Tuesday, October 04, 2005

Lack of charity

GNU BRITAIN

The charity Scope has announced that it is £8m in the red. The organisation blames the deficit on a much lower trading income than expected; a shortfall in the pension fund; delays in the sale of some of its properties; and - get this - "management and support costs running over budget by £800,000" [sic].

Scope is one of the biggest charities in the UK. In a manner of speaking it's a business, just as M&S is a business, or Virgin, or the excellent Giraffe restaurant chain. It employs 4000 people (not for much longer, it seems). You would have thought that they could employ someone to tidy up the books.

But it's not as simple as that, is it?
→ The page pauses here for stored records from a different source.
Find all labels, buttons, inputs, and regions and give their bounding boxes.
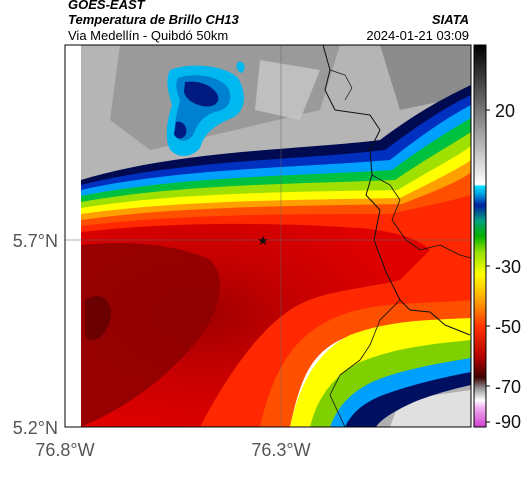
region-subtitle: Via Medellín - Quibdó 50km xyxy=(68,28,229,43)
star-marker: ★ xyxy=(257,234,269,249)
lon-label-76.8: 76.8°W xyxy=(35,440,94,460)
colorbar xyxy=(473,44,487,428)
colorbar-tick-neg30: -30 xyxy=(495,257,521,277)
lon-label-76.3: 76.3°W xyxy=(251,440,310,460)
brightness-temperature-field xyxy=(65,45,471,427)
colorbar-tick-neg70: -70 xyxy=(495,377,521,397)
timestamp-label: 2024-01-21 03:09 xyxy=(366,28,469,43)
lat-label-5.2: 5.2°N xyxy=(13,418,58,438)
colorbar-tick-neg50: -50 xyxy=(495,317,521,337)
product-title: Temperatura de Brillo CH13 xyxy=(68,12,239,27)
colorbar-tick-neg90: -90 xyxy=(495,412,521,432)
map-frame xyxy=(64,44,472,428)
colorbar-tick-20: 20 xyxy=(495,101,515,121)
lat-label-5.7: 5.7°N xyxy=(13,231,58,251)
source-label: SIATA xyxy=(431,12,469,27)
border-line xyxy=(322,45,471,336)
satellite-title: GOES-EAST xyxy=(68,0,145,12)
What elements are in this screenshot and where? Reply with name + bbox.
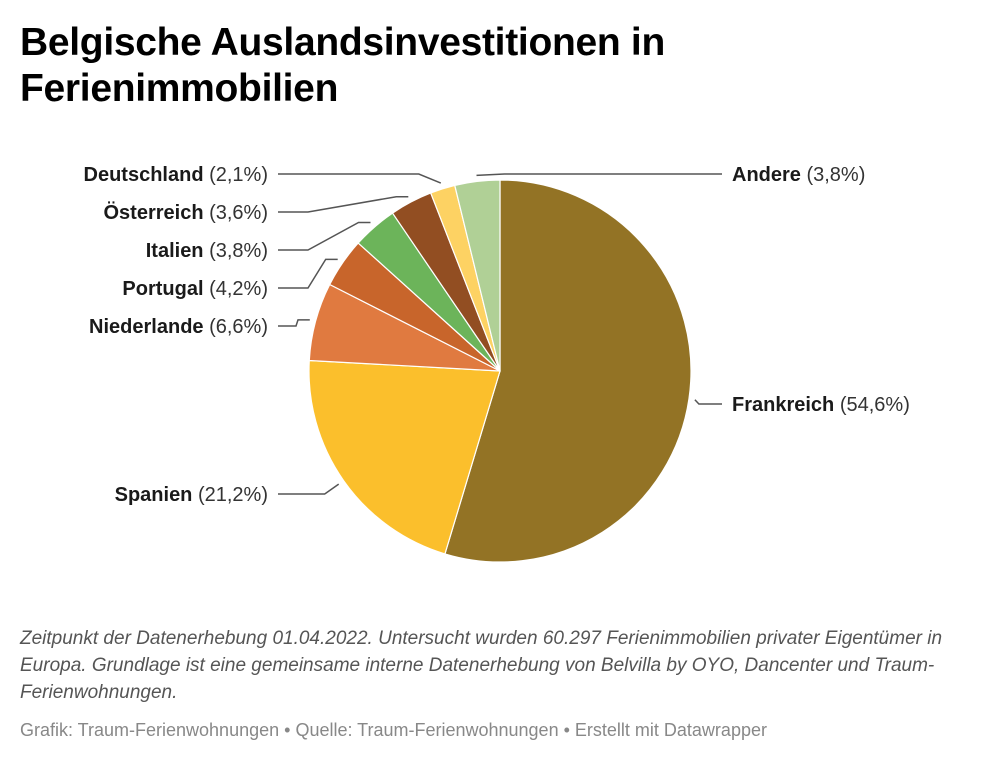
- slice-label-name: Österreich: [103, 201, 209, 224]
- slice-label-value: (3,8%): [209, 240, 268, 262]
- slice-label-name: Niederlande: [89, 316, 209, 338]
- leader-line-osterreich: [278, 195, 409, 213]
- pie-slices: [308, 179, 692, 563]
- leader-line-deutschland: [278, 173, 442, 184]
- slice-label-andere: Andere (3,8%): [732, 164, 865, 186]
- slice-label-name: Portugal: [122, 278, 209, 300]
- chart-title: Belgische Auslandsinvestitionen in Ferie…: [20, 21, 665, 110]
- slice-label-frankreich: Frankreich (54,6%): [732, 394, 910, 416]
- slice-label-portugal: Portugal (4,2%): [122, 278, 268, 300]
- pie-chart: Frankreich (54,6%) Spanien (21,2%) Niederl…: [84, 164, 910, 563]
- slice-labels: Frankreich (54,6%) Spanien (21,2%) Niederl…: [84, 164, 910, 506]
- leader-line-portugal: [278, 258, 338, 289]
- pie-slice-spanien: [308, 359, 501, 555]
- byline-quelle: Quelle: Traum-Ferienwohnungen: [295, 720, 559, 740]
- slice-label-value: (6,6%): [209, 316, 268, 338]
- pie-slice-andere: [454, 179, 501, 372]
- byline-separator: •: [558, 720, 575, 740]
- slice-label-value: (4,2%): [209, 278, 268, 300]
- byline-separator: •: [279, 720, 296, 740]
- slice-label-value: (3,6%): [209, 202, 268, 224]
- slice-label-value: (2,1%): [209, 164, 268, 186]
- slice-label-name: Deutschland: [84, 164, 210, 186]
- slice-label-value: (3,8%): [806, 164, 865, 186]
- slice-label-deutschland: Deutschland (2,1%): [84, 164, 268, 186]
- slice-label-niederlande: Niederlande (6,6%): [89, 316, 268, 338]
- leader-line-italien: [278, 221, 371, 251]
- slice-label-spanien: Spanien (21,2%): [115, 484, 268, 506]
- slice-label-osterreich: Österreich (3,6%): [103, 201, 268, 224]
- byline-erstellt: Erstellt mit Datawrapper: [574, 720, 767, 740]
- chart-notes: Zeitpunkt der Datenerhebung 01.04.2022. …: [20, 628, 943, 703]
- slice-label-italien: Italien (3,8%): [146, 240, 268, 262]
- chart-byline: Grafik: Traum-Ferienwohnungen • Quelle: …: [20, 718, 980, 742]
- leader-line-andere: [476, 173, 722, 177]
- slice-label-value: (54,6%): [840, 394, 910, 416]
- byline-grafik: Grafik: Traum-Ferienwohnungen: [20, 720, 280, 740]
- leader-line-niederlande: [278, 319, 310, 327]
- leader-line-spanien: [278, 483, 340, 495]
- slice-label-value: (21,2%): [198, 484, 268, 506]
- leader-lines: [278, 173, 722, 495]
- slice-label-name: Andere: [732, 164, 806, 186]
- slice-label-name: Frankreich: [732, 394, 840, 416]
- slice-label-name: Spanien: [115, 484, 198, 506]
- leader-line-frankreich: [694, 399, 722, 405]
- slice-label-name: Italien: [146, 240, 209, 262]
- pie-slice-frankreich: [444, 179, 692, 563]
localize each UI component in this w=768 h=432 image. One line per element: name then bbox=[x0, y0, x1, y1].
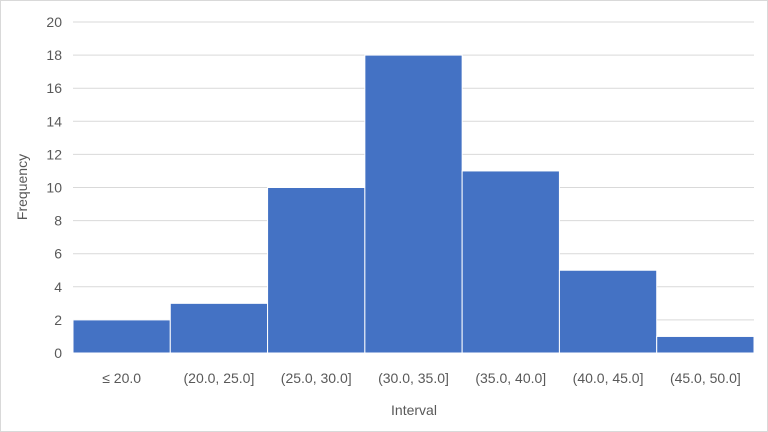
bar bbox=[558, 269, 658, 354]
y-tick-labels: 0 2 4 6 8 10 12 14 16 18 20 bbox=[46, 14, 62, 361]
bar bbox=[72, 319, 171, 354]
bar bbox=[364, 54, 463, 354]
y-tick-label: 14 bbox=[46, 113, 62, 129]
bar bbox=[656, 335, 755, 354]
y-tick-label: 16 bbox=[46, 80, 62, 96]
y-tick-label: 20 bbox=[46, 14, 62, 30]
y-tick-label: 18 bbox=[46, 47, 62, 63]
y-axis-title: Frequency bbox=[14, 154, 30, 220]
x-tick-label: (35.0, 40.0] bbox=[475, 370, 546, 386]
y-tick-label: 10 bbox=[46, 180, 62, 196]
x-tick-label: (30.0, 35.0] bbox=[378, 370, 449, 386]
x-tick-label: (25.0, 30.0] bbox=[281, 370, 352, 386]
x-tick-label: (45.0, 50.0] bbox=[670, 370, 741, 386]
x-tick-label: ≤ 20.0 bbox=[102, 370, 141, 386]
y-tick-label: 6 bbox=[54, 246, 62, 262]
x-axis-title: Interval bbox=[391, 402, 437, 418]
bar bbox=[267, 187, 366, 354]
y-tick-label: 8 bbox=[54, 213, 62, 229]
x-tick-label: (40.0, 45.0] bbox=[573, 370, 644, 386]
y-tick-label: 2 bbox=[54, 312, 62, 328]
x-tick-label: (20.0, 25.0] bbox=[184, 370, 255, 386]
y-tick-label: 0 bbox=[54, 345, 62, 361]
bar bbox=[461, 170, 560, 354]
bar bbox=[169, 302, 269, 354]
y-tick-label: 12 bbox=[46, 146, 62, 162]
bars bbox=[72, 54, 755, 354]
x-tick-labels: ≤ 20.0 (20.0, 25.0] (25.0, 30.0] (30.0, 35.… bbox=[102, 370, 741, 386]
y-tick-label: 4 bbox=[54, 279, 62, 295]
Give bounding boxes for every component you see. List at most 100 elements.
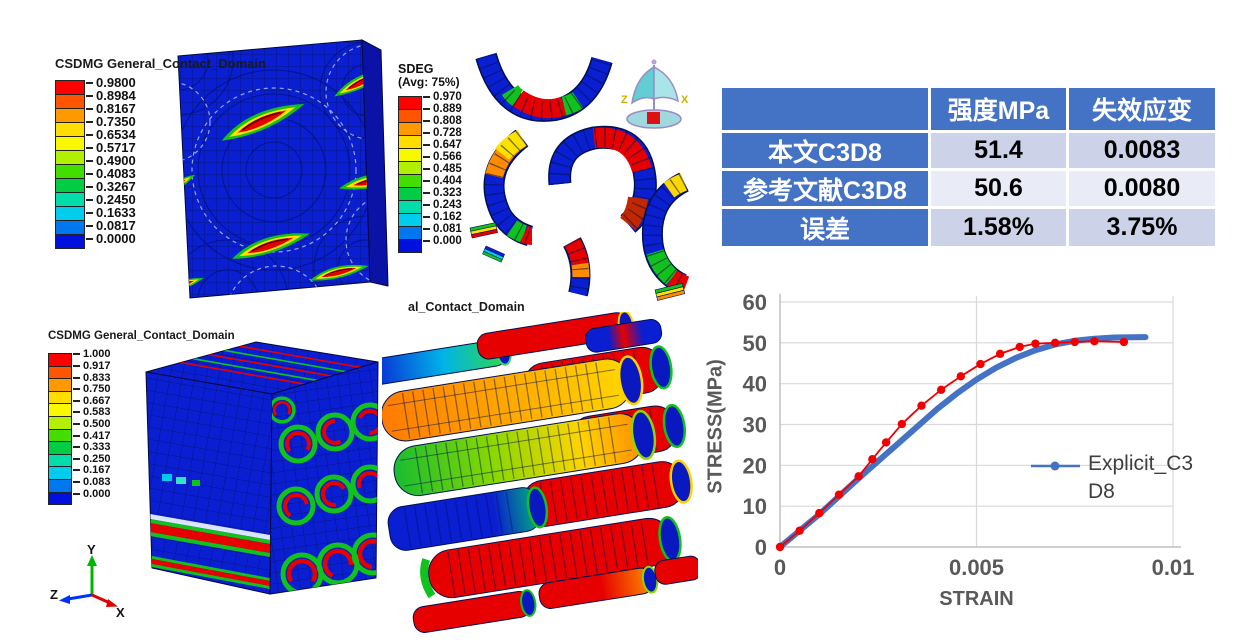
legend-tick-value: 0.167 <box>73 465 111 476</box>
data-point-marker <box>1050 338 1060 348</box>
view-compass-icon: Z X <box>621 59 689 129</box>
fiber-stack <box>382 312 698 633</box>
y-tick-label: 10 <box>743 494 767 519</box>
table-header-strain: 失效应变 <box>1069 88 1215 130</box>
legend-marker-icon <box>1031 461 1080 471</box>
legend-tick-value: 0.081 <box>423 224 462 236</box>
colorbar-band <box>399 97 421 110</box>
legend-tick-value: 0.5717 <box>86 141 136 154</box>
csdmg-plate-title: CSDMG General_Contact_Domain <box>55 56 266 71</box>
colorbar-band <box>49 415 71 429</box>
legend-tick-value: 0.0000 <box>86 232 136 245</box>
legend-tick-value: 0.000 <box>423 236 462 248</box>
colorbar-band <box>56 192 84 206</box>
colorbar-band <box>49 466 71 479</box>
legend-tick-value: 0.970 <box>423 92 462 104</box>
stress-strain-chart: 0 10 20 30 40 50 60 0 0.005 0.01 STRESS(MPa) STRA… <box>700 278 1234 641</box>
table-header-strength: 强度MPa <box>931 88 1066 130</box>
x-tick-label: 0.005 <box>949 555 1004 580</box>
sdeg-legend-subtitle: (Avg: 75%) <box>398 75 460 90</box>
series-line <box>777 334 1149 550</box>
data-point-marker <box>1031 339 1040 348</box>
data-point-marker <box>1015 342 1024 352</box>
colorbar-band <box>56 206 84 220</box>
data-point-marker <box>775 542 785 552</box>
colorbar-band <box>49 428 71 442</box>
colorbar-scale: 0.970 0.889 0.808 0.728 0.647 0.566 0.485 0.404… <box>398 92 480 254</box>
data-point-marker <box>854 472 863 481</box>
legend-tick-value: 0.4083 <box>86 167 136 180</box>
data-point-marker <box>795 526 804 535</box>
data-point-marker <box>868 455 877 464</box>
legend-tick-value: 0.6534 <box>86 128 136 141</box>
colorbar-band <box>56 94 84 108</box>
data-point-marker <box>815 508 824 518</box>
shell-fragments-contour-view <box>469 52 690 301</box>
csdmg-cube-title: CSDMG General_Contact_Domain <box>48 330 235 342</box>
table-cell: 0.0080 <box>1069 171 1215 206</box>
colorbar-band <box>56 108 84 122</box>
data-point-marker <box>1090 337 1099 346</box>
legend-tick-value: 0.500 <box>73 418 111 430</box>
legend-tick-value: 0.2450 <box>86 193 136 206</box>
x-tick-label: 0.01 <box>1152 555 1195 580</box>
colorbar-band <box>56 164 84 178</box>
table-cell: 1.58% <box>931 209 1066 246</box>
y-tick-label: 30 <box>743 413 767 438</box>
x-tick-label: 0 <box>774 555 786 580</box>
legend-tick-value: 0.417 <box>73 430 111 442</box>
table-cell: 50.6 <box>931 171 1066 206</box>
legend-tick-value: 0.583 <box>73 407 111 418</box>
triad-z-label: Z <box>50 587 58 602</box>
legend-tick-value: 1.000 <box>73 349 111 360</box>
legend-tick-value: 0.250 <box>73 453 111 465</box>
colorbar-band <box>399 135 421 149</box>
colorbar-band <box>49 365 71 379</box>
colorbar-band <box>56 136 84 150</box>
colorbar-band <box>399 213 421 227</box>
chart-plot-area: 0 10 20 30 40 50 60 0 0.005 0.01 <box>743 290 1195 580</box>
fibers-panel-title: al_Contact_Domain <box>408 300 525 314</box>
csdmg-cube-colorbar-legend: 1.000 0.917 0.833 0.750 0.667 0.583 0.500 0.417… <box>48 347 130 506</box>
triad-x-label: X <box>116 605 125 620</box>
y-tick-label: 60 <box>743 290 767 315</box>
legend-tick-value: 0.8984 <box>86 89 136 102</box>
legend-tick-value: 0.7350 <box>86 115 136 128</box>
colorbar-band <box>56 220 84 234</box>
data-point-marker <box>881 438 891 447</box>
colorbar-band <box>399 239 421 253</box>
legend-tick-value: 0.404 <box>423 176 462 188</box>
legend-tick-value: 0.9800 <box>86 76 136 89</box>
x-axis-label: STRAIN <box>939 588 1014 610</box>
sdeg-legend-title: SDEG <box>398 62 434 76</box>
colorbar-band <box>399 226 421 240</box>
table-row-label: 误差 <box>722 209 928 246</box>
axis-triad-icon: Y Z X <box>50 545 125 620</box>
colorbar-band <box>56 150 84 164</box>
colorbar-band <box>56 178 84 192</box>
colorbar-scale: 1.000 0.917 0.833 0.750 0.667 0.583 0.500 0.417… <box>48 349 130 506</box>
data-point-marker <box>995 349 1005 359</box>
legend-tick-value: 0.4900 <box>86 154 136 167</box>
data-point-marker <box>917 401 926 410</box>
legend-tick-value: 0.647 <box>423 140 462 152</box>
data-point-marker <box>936 385 946 394</box>
legend-tick-value: 0.162 <box>423 212 462 224</box>
legend-tick-value: 0.083 <box>73 476 111 488</box>
fiber-outline-circles <box>178 43 370 298</box>
table-cell: 51.4 <box>931 133 1066 168</box>
shell-chips <box>469 222 686 301</box>
colorbar-scale: 0.9800 0.8984 0.8167 0.7350 0.6534 0.5717 0.49… <box>55 76 143 249</box>
legend-tick-value: 0.333 <box>73 442 111 453</box>
sdeg-colorbar-legend: SDEG (Avg: 75%) 0.970 0.889 0.808 0.728 0.64… <box>398 62 480 254</box>
legend-tick-value: 0.323 <box>423 188 462 200</box>
comparison-table: 强度MPa 失效应变 本文C3D8 51.4 0.0083 参考文献C3D8 5… <box>722 88 1215 246</box>
csdmg-colorbar-legend: 0.9800 0.8984 0.8167 0.7350 0.6534 0.5717 0.49… <box>55 74 143 249</box>
colorbar-band <box>49 354 71 366</box>
colorbar-band <box>49 403 71 416</box>
legend-tick-value: 0.243 <box>423 200 462 212</box>
legend-tick-value: 0.000 <box>73 488 111 500</box>
compass-x-label: X <box>681 94 689 106</box>
colorbar-band <box>399 187 421 201</box>
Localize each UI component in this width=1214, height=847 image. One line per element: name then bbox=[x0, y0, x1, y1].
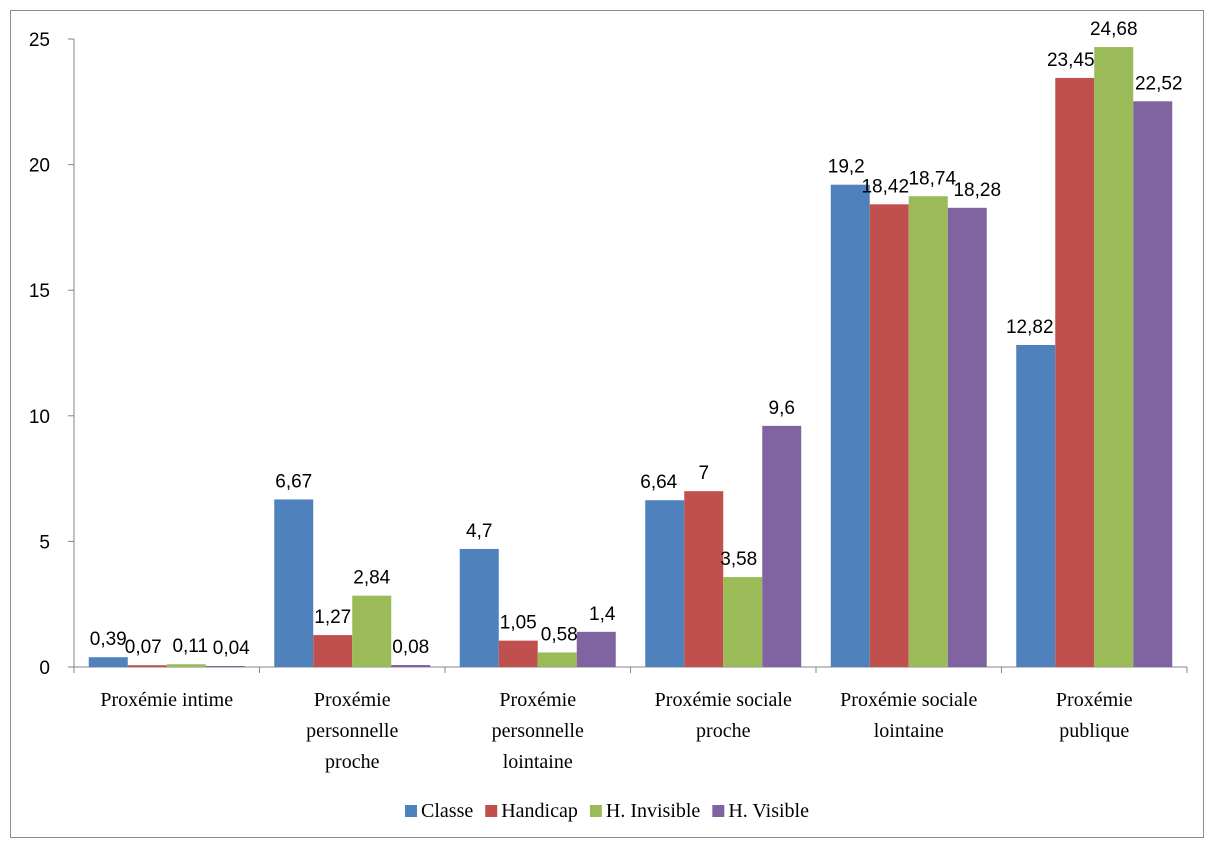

My experience of charities is that they are almost always run by well-meaning individuals who have virtually no clue how to handle finances, or by power-crazy but inadequate people getting off on the pleasure of being a big fish in a small pool.

Naturally, Scope have blamed the government for "under-funding some services it provides, such as residential and school places, which means it has to spend an additional £4m a year." Fair enough - any government can always do more. But that's what charities are there for - making up the shortfalls left after government funding has come and gone. If they over-reach themselves, they have only themselves to blame. It goes without saying that people should give more to charity. But there is unlimited need out there, and it has to be accepted that people won't go dipping into their pockets for ever.

Sorry to sound like a Tory - I have been spending too much time musing on the leadership contest and reading Tory blogs to get their take on it. But charities are notoriously untidy ships and I have long felt they contribute to their own difficulties.